In geopolitics, the overall message from the G7 meeting in Italy, which ended Saturday, was a continued tough-on-Russia stance. Leaders agreed to a USD 50bn loan for Ukraine set to arrive towards the end of the year, while threatening further sanctions on Chinese entities that are supporting the war effort.
In China, the PBOC kept its one-year MLF loan rate unchanged at 2.50%, as widely expected. May industrial output came in slightly lower than expected at +6.0% y/y (cons.: 5.6%), while retail sales surprised to the upside at 3.7% y/y (cons.: 3.0%). The market reaction was mostly muted, though Chinese blue-ship stocks edged slightly higher.
What happened on Friday
Swedish inflation came in higher than expected as the CPI increased 0.2% m/m (cons.: -0.1%) in May. The main contributors were volatile food and flight prices, while service inflation had a setback. Overall, we see the factors contributing to this month's increase as temporary and maintain our Riksbank call with the next cut in September, followed by a 25bp cut every quarter bringing the policy rate to 2.25% at the end of 2025.
US consumers were much gloomier than expected as the flash University of Michigan consumer sentiment survey printed at 65.6 (cons.: 72.0). The market reaction was muted, however.
Market movements
Equities: Global equities ended lower on Friday, capping off a week dominated by political chaos in France and a US disinflationary environment that bolstered faith in Federal Reserve cuts, despite a slightly hawkish Summary of Economic Projections (SEP). Given the US's dominating size, equities still finished higher last week, driven by cyclical outperformance. In essence, US tech was the only game in town, while Europe and financial sectors significantly underperformed.

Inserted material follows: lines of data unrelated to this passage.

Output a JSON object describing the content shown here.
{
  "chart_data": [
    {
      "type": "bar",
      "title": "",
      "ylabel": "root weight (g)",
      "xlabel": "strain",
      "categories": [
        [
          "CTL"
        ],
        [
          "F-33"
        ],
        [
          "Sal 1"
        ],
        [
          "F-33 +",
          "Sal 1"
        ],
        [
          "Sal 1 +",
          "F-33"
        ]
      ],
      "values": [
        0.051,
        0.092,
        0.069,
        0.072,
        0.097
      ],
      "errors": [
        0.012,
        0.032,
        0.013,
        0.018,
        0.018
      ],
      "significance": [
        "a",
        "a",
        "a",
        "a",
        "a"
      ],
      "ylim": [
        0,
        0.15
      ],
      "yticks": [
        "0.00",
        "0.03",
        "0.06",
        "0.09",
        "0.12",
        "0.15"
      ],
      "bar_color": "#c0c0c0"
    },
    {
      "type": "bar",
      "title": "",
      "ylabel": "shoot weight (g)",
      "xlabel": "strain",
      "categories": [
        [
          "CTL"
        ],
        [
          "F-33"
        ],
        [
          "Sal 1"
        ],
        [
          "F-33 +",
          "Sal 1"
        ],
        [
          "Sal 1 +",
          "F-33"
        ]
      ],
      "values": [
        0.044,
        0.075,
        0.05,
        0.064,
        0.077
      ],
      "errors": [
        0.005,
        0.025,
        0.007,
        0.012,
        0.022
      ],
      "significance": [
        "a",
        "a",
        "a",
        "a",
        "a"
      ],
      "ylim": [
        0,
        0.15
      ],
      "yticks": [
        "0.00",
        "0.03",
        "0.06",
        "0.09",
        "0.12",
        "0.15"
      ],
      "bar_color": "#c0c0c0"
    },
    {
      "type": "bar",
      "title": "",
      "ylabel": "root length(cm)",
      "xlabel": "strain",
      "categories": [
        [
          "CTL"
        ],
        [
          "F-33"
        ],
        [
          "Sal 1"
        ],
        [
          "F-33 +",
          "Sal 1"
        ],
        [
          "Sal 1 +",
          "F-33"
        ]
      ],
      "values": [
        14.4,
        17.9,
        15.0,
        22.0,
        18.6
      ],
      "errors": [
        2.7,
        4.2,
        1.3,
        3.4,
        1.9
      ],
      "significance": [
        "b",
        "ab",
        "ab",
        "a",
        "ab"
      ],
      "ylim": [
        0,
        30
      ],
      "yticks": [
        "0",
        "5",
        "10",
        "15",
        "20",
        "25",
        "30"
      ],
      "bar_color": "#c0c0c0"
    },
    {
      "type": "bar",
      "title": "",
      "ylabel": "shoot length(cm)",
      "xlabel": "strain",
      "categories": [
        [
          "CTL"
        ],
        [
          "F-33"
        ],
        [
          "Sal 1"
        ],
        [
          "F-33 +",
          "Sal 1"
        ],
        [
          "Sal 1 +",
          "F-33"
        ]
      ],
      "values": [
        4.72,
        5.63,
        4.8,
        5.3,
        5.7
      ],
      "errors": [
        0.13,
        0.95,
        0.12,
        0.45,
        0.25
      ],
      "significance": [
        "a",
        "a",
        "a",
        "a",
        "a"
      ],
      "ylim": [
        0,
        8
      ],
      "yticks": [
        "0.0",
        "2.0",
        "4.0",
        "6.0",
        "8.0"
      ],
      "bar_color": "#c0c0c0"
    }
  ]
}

Last week alone, tech outshone financials by a remarkable 8%. In the US on Friday, the Dow was down by 0.2%, S&P 500 decreased by 0.04%, Nasdaq increased by 0.1%, and Russell 2000 fell by 1.6%. Asian markets are trending lower this morning together with US futures. European futures are on the rise.
FI: It has been a very volatile week after the EU parliamentary elections and President Macron calling for a snap election for the French parliament after his party suffered a significant election loss and the nationalist party lead by Marine Le Pen won the EU parliamentary election. The 10Y spread between France and Germany widened almost 30bp during last week to reaching 80bp. This is similar to the level we saw ahead of the presidential election in 2016-2017, when Marine Le Pen argued for a"“Frexi"”. However, Le Pen stated during the weekend that she does not want to create a chaotic situation and the risk of Frexit seems very limited.
FX: EUR crosses remained heavy under pressure during Friday's session driven by uncertainty in European politics, most notably against the CHF and the USD. The news that the left-wing parties have formed an alliance to challenge Macron is likely the reason for the growing anxiety in the market about political uncertainty. USD/JPY edged slightly higher following the BoJ's decision to reduce bond purchases, which was interpreted as dovish. Later this week we look forward to the Norges Bank, Swiss National Bank and Bank of England meeting on Thursday.